U.S. terror watch list streamlined, updated instantaneously
(HOMELAND SECURITY NEWSWIRE) Now a single tip about a terror link will be enough for inclusion in the watch list for U.S. security officials, who have also evolved a quicker system to share the database of potential terrorists among screening agencies.
The master watch list of individuals with suspected links to terrorism is used to screen people seeking to obtain a visa, cross a U.S. border, or board a plane in or destined for the United States. Officials say they have made it easier to add individuals’ names to the watch list and improved the government’s ability to thwart terrorist attacks, the Washington Post reported.
Timothy Healy, director of the FBI’s Terrorist Screening Center, which maintains the master list, said the new guidelines balance the protection of Americans from terrorist threats with the preservation of civil liberties.
He said the watch list today is “more accurate, more agile,” providing valuable intelligence to a growing number of partners that include state and local police and foreign governments.
Another senior counter-terrorism official told the Post that officials have now “effectively in a broad stroke lowered the bar for inclusion.” The measure comes a year after a Nigerian man allegedly tried to blow up a Detroit-bound airliner. The U.S. government faced criticism for its failure to put Umar Farouk Abdulmutallab on the watch list despite his father warning U.S. officials of Abdulmutallab’s radicalisation in Yemen.
Sify news quotes senior counter-terrorism officials to say that since then, they have altered their criteria so that a single-source tip, as long as it is deemed credible, can lead to a name being placed on the watch list, the daily said.
Civil liberties groups argued that the government’s new criteria has made it even more likely that individuals who pose no threat will be swept up in the nation’s security apparatus, leading to potential violations of their privacy and making it difficult for them to travel.
Officials insist, however, that they have been vigilant about keeping law-abiding people off the master list. The new criteria have led to only modest growth in the list, which stands at 440,000 people, about 5 percent more than last year. A vast majority are non-U.S. citizens.
“Despite the challenges we face, we have made significant improvements,” Michael E. Leiter, director of the National Counterterrorism Center, said in a speech this month at the Center for Strategic and International Studies. “And the result of that is, in my view, that the threat of that most severe, most complicated attack is significantly lower today than it was in 2001.”
The names on the watch list are culled from a much larger catch-all database that is housed at the National Counterterrorism Center and that includes a huge variety of terrorism-related intelligence.
The database, the Terrorist Identities Datamart Environment (TIDE), underwent a multimillion-dollar upgrade to streamline and automate the data so that only one record exists per person, no matter how many aliases that person might have.
Vicki Jo McBee, the counter-terrorism centre’s chief information officer, said the new system will also ease the sharing of fingerprints and iris and facial images of people on the watch list among screening agencies.
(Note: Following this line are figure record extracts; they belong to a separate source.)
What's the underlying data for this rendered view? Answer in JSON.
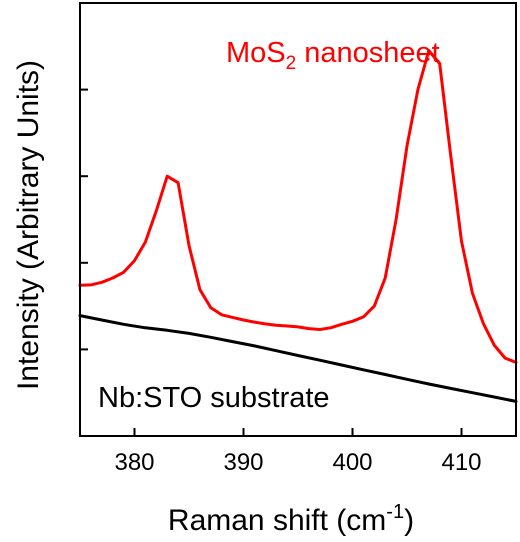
{
  "chart_data": {
    "type": "line",
    "title": "",
    "xlabel": "Raman shift (cm",
    "xlabel_superscript": "-1",
    "xlabel_suffix": ")",
    "ylabel": "Intensity (Arbitrary Units)",
    "xlim": [
      375,
      415
    ],
    "ylim": [
      0,
      100
    ],
    "x_ticks": [
      380,
      390,
      400,
      410
    ],
    "x_tick_labels": [
      "380",
      "390",
      "400",
      "410"
    ],
    "y_ticks": [
      0,
      20,
      40,
      60,
      80,
      100
    ],
    "y_tick_labels_shown": false,
    "grid": false,
    "series": [
      {
        "name": "MoS2 nanosheet",
        "label_main": "MoS",
        "label_sub": "2",
        "label_rest": " nanosheet",
        "color": "#ff0000",
        "x": [
          375,
          376,
          377,
          378,
          379,
          380,
          381,
          382,
          383,
          384,
          385,
          386,
          387,
          388,
          389,
          390,
          391,
          392,
          393,
          394,
          395,
          396,
          397,
          398,
          399,
          400,
          401,
          402,
          403,
          404,
          405,
          406,
          407,
          408,
          409,
          410,
          411,
          412,
          413,
          414,
          415
        ],
        "y": [
          34.8,
          34.9,
          35.5,
          36.5,
          37.8,
          40.5,
          44.8,
          52,
          60,
          58.5,
          44,
          33.8,
          29.6,
          28,
          27.4,
          26.8,
          26.3,
          25.9,
          25.6,
          25.4,
          25.2,
          24.8,
          24.6,
          25,
          25.8,
          26.5,
          27.5,
          30,
          36.5,
          50,
          67,
          80,
          89,
          86,
          65,
          45,
          33,
          26,
          21,
          18,
          17
        ]
      },
      {
        "name": "Nb:STO substrate",
        "color": "#000000",
        "x": [
          375,
          377,
          379,
          381,
          383,
          385,
          387,
          389,
          391,
          393,
          395,
          397,
          399,
          401,
          403,
          405,
          407,
          409,
          411,
          413,
          415
        ],
        "y": [
          27.8,
          26.8,
          25.8,
          25,
          24.4,
          23.7,
          22.8,
          21.8,
          20.8,
          19.7,
          18.6,
          17.5,
          16.4,
          15.3,
          14.2,
          13.1,
          12,
          11,
          10,
          9,
          8
        ]
      }
    ]
  }
}
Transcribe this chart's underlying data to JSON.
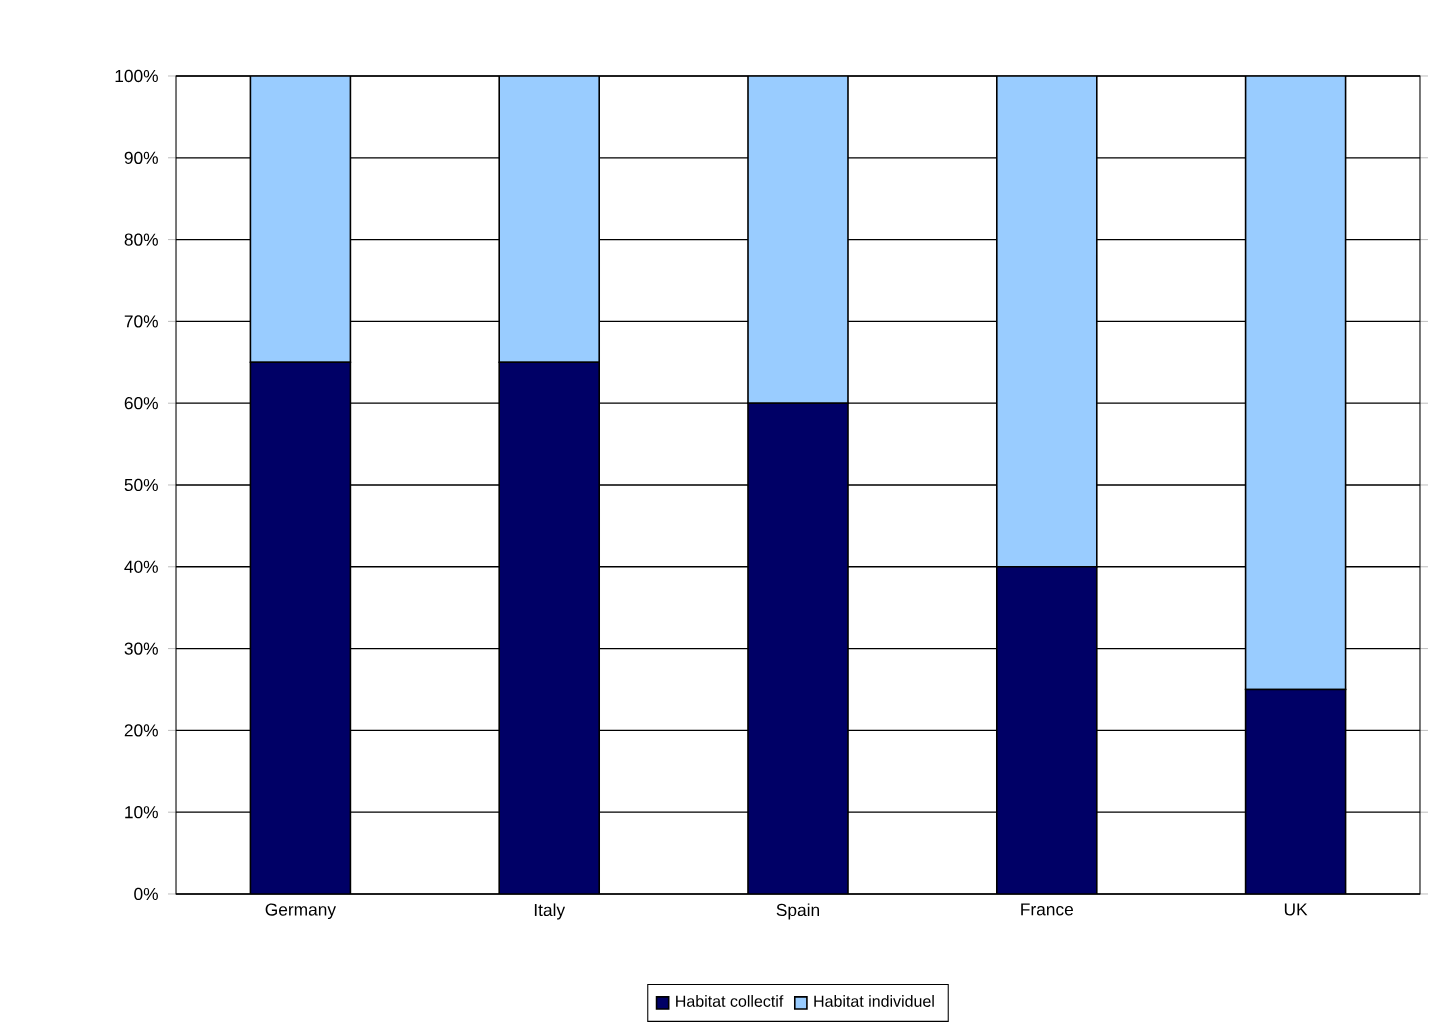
{
  "chart_data": {
    "type": "bar",
    "stacked": true,
    "categories": [
      "Germany",
      "Italy",
      "Spain",
      "France",
      "UK"
    ],
    "series": [
      {
        "name": "Habitat collectif",
        "color": "#000066",
        "values": [
          65,
          65,
          60,
          40,
          25
        ]
      },
      {
        "name": "Habitat individuel",
        "color": "#99ccff",
        "values": [
          35,
          35,
          40,
          60,
          75
        ]
      }
    ],
    "ylim": [
      0,
      100
    ],
    "yticks": [
      {
        "value": 0,
        "label": "0%"
      },
      {
        "value": 10,
        "label": "10%"
      },
      {
        "value": 20,
        "label": "20%"
      },
      {
        "value": 30,
        "label": "30%"
      },
      {
        "value": 40,
        "label": "40%"
      },
      {
        "value": 50,
        "label": "50%"
      },
      {
        "value": 60,
        "label": "60%"
      },
      {
        "value": 70,
        "label": "70%"
      },
      {
        "value": 80,
        "label": "80%"
      },
      {
        "value": 90,
        "label": "90%"
      },
      {
        "value": 100,
        "label": "100%"
      }
    ],
    "grid": "y",
    "legend": "bottom"
  }
}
Instead of sending data once a night to the Terrorist Screening Center’s watch list, which can take hours, the new system should be able to update the list almost instantly as names are entered, McBee said, adding that the system is ready to be launched in January.
The National Counterterrorism Center has also developed a 70-person pursuit group to investigate “sleeper” terrorism threats, with four teams examining the regional hotbeds in Africa; in Yemen and the Arabian Gulf; in Pakistan and Europe; and in the United States. A fifth picks up the rest of the world.
The teams, which include analysts from the CIA, FBI, Defense Intelligence Agency, and National Security Agency, might take a tip about a suspect flying to the United States on a certain route, then study travel records to see whether they can find travelers who match the pattern.
They also mine Web sites for clues, in “a careful, legal way,” the official said.